Bernhard Lorenz, finanzpolitischer Sprecher der CDU-Rathausfraktion, unterstützt die Kritik des Landesrechnungshofes an der Ausschüttungspraxis hessischer Sparkassen. Dieser hatte moniert, dass die Kommunen als Träger der Sparkassen kaum von deren Gewinnen profitieren, obwohl die Institute finanziell sehr gut dastünden. „Diese auch in Wiesbaden geübte Praxis kritisiert die CDU-Rathausfraktion schon lange“, erklärt Lorenz.

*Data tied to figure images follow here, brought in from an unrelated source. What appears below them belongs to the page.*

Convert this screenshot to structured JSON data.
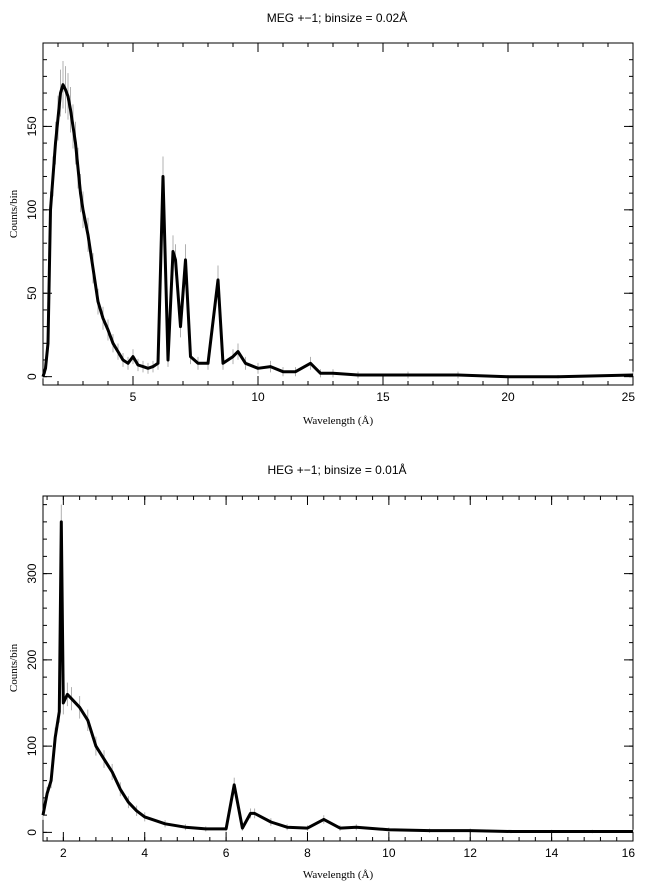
{
  "chart_data": [
    {
      "type": "line",
      "title": "MEG +−1; binsize = 0.02Å",
      "xlabel": "Wavelength (Å)",
      "ylabel": "Counts/bin",
      "xlim": [
        1.4,
        25
      ],
      "ylim": [
        -5,
        200
      ],
      "xticks": [
        5,
        10,
        15,
        20,
        25
      ],
      "yticks": [
        0,
        50,
        100,
        150
      ],
      "grid": false,
      "colors": {
        "line": "#000000",
        "error": "#b0b0b0"
      },
      "x": [
        1.4,
        1.5,
        1.6,
        1.7,
        1.8,
        1.9,
        2.0,
        2.1,
        2.2,
        2.3,
        2.4,
        2.5,
        2.6,
        2.7,
        2.8,
        2.9,
        3.0,
        3.2,
        3.4,
        3.6,
        3.8,
        4.0,
        4.2,
        4.4,
        4.6,
        4.8,
        5.0,
        5.2,
        5.4,
        5.6,
        5.8,
        6.0,
        6.2,
        6.4,
        6.6,
        6.7,
        6.9,
        7.1,
        7.3,
        7.6,
        8.0,
        8.4,
        8.6,
        9.0,
        9.2,
        9.5,
        10.0,
        10.5,
        11.0,
        11.5,
        12.1,
        12.5,
        13.0,
        14.0,
        16.0,
        18.0,
        20.0,
        22.0,
        25.0
      ],
      "y": [
        0,
        5,
        20,
        100,
        120,
        140,
        155,
        170,
        175,
        172,
        168,
        160,
        150,
        140,
        125,
        110,
        100,
        85,
        65,
        45,
        35,
        28,
        20,
        15,
        10,
        8,
        12,
        7,
        6,
        5,
        6,
        8,
        120,
        10,
        75,
        70,
        30,
        70,
        12,
        8,
        8,
        58,
        8,
        12,
        15,
        8,
        5,
        6,
        3,
        3,
        8,
        2,
        2,
        1,
        1,
        1,
        0,
        0,
        1
      ]
    },
    {
      "type": "line",
      "title": "HEG +−1; binsize = 0.01Å",
      "xlabel": "Wavelength (Å)",
      "ylabel": "Counts/bin",
      "xlim": [
        1.5,
        16
      ],
      "ylim": [
        -10,
        390
      ],
      "xticks": [
        2,
        4,
        6,
        8,
        10,
        12,
        14,
        16
      ],
      "yticks": [
        0,
        100,
        200,
        300
      ],
      "grid": false,
      "colors": {
        "line": "#000000",
        "error": "#b0b0b0"
      },
      "x": [
        1.5,
        1.6,
        1.7,
        1.8,
        1.9,
        1.95,
        2.0,
        2.1,
        2.2,
        2.4,
        2.6,
        2.8,
        3.0,
        3.2,
        3.4,
        3.6,
        3.8,
        4.0,
        4.5,
        5.0,
        5.5,
        6.0,
        6.2,
        6.4,
        6.6,
        6.7,
        7.1,
        7.5,
        8.0,
        8.4,
        8.8,
        9.2,
        10.0,
        11.0,
        12.0,
        13.0,
        14.0,
        15.0,
        16.0
      ],
      "y": [
        20,
        45,
        60,
        110,
        140,
        360,
        150,
        160,
        155,
        145,
        130,
        100,
        85,
        70,
        50,
        35,
        25,
        18,
        10,
        6,
        4,
        4,
        55,
        5,
        22,
        22,
        12,
        6,
        5,
        15,
        5,
        6,
        3,
        2,
        2,
        1,
        1,
        1,
        1
      ]
    }
  ]
}
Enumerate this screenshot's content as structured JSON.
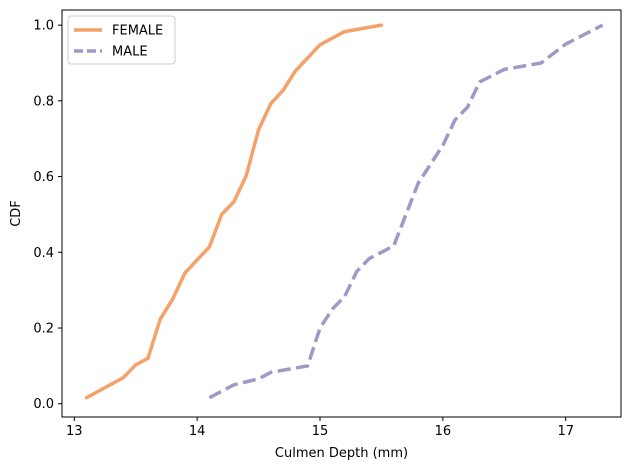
{
  "chart_data": {
    "type": "line",
    "xlabel": "Culmen Depth (mm)",
    "ylabel": "CDF",
    "xlim": [
      12.9,
      17.45
    ],
    "ylim": [
      -0.035,
      1.04
    ],
    "x_ticks": [
      13,
      14,
      15,
      16,
      17
    ],
    "y_ticks": [
      0.0,
      0.2,
      0.4,
      0.6,
      0.8,
      1.0
    ],
    "x_tick_labels": [
      "13",
      "14",
      "15",
      "16",
      "17"
    ],
    "y_tick_labels": [
      "0.0",
      "0.2",
      "0.4",
      "0.6",
      "0.8",
      "1.0"
    ],
    "grid": false,
    "legend_position": "top-left",
    "series": [
      {
        "name": "FEMALE",
        "color": "#f4a26a",
        "style": "solid",
        "x": [
          13.1,
          13.4,
          13.5,
          13.6,
          13.7,
          13.8,
          13.9,
          14.0,
          14.1,
          14.2,
          14.3,
          14.4,
          14.5,
          14.6,
          14.7,
          14.8,
          15.0,
          15.2,
          15.5
        ],
        "y": [
          0.016,
          0.069,
          0.103,
          0.12,
          0.224,
          0.276,
          0.345,
          0.38,
          0.414,
          0.5,
          0.534,
          0.603,
          0.724,
          0.793,
          0.828,
          0.879,
          0.948,
          0.983,
          1.0
        ]
      },
      {
        "name": "MALE",
        "color": "#9e9ac8",
        "style": "dashed",
        "x": [
          14.1,
          14.3,
          14.5,
          14.6,
          14.9,
          15.0,
          15.1,
          15.2,
          15.3,
          15.4,
          15.6,
          15.7,
          15.8,
          16.0,
          16.1,
          16.2,
          16.3,
          16.5,
          16.8,
          17.0,
          17.3
        ],
        "y": [
          0.016,
          0.05,
          0.066,
          0.083,
          0.1,
          0.2,
          0.25,
          0.283,
          0.35,
          0.383,
          0.417,
          0.5,
          0.583,
          0.683,
          0.75,
          0.783,
          0.85,
          0.883,
          0.9,
          0.95,
          1.0
        ]
      }
    ]
  }
}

Der Präsident des Rechnungshofes Dr. Walter Wallmann hatte berichtet, dass lediglich neun der 33 Sparkassen Gewinnanteile an ihre Träger ausschütten würden. Wie Wallmann betont auch Lorenz, dass die Kommunen mehr Gewinnanteile einfordern sollten. Dies gelte ganz besonders auch für die Landeshauptstadt. Denn die Nassauische Sparkasse (Naspa) mit Sitz in Wiesbaden ist eines der Institute, die gar nichts an ihren Träger ausschütten. Lorenz kritisiert zudem, dass die Städte als Träger häufig leer ausgehen, während die Sparkassen gleichzeitig Millionen an ihre Stiftungen überweisen würden. Damit würden Entscheidungen über die Verwendung dieser Mittel dem demokratischen Prozess in den Körperschaften systematisch entzogen.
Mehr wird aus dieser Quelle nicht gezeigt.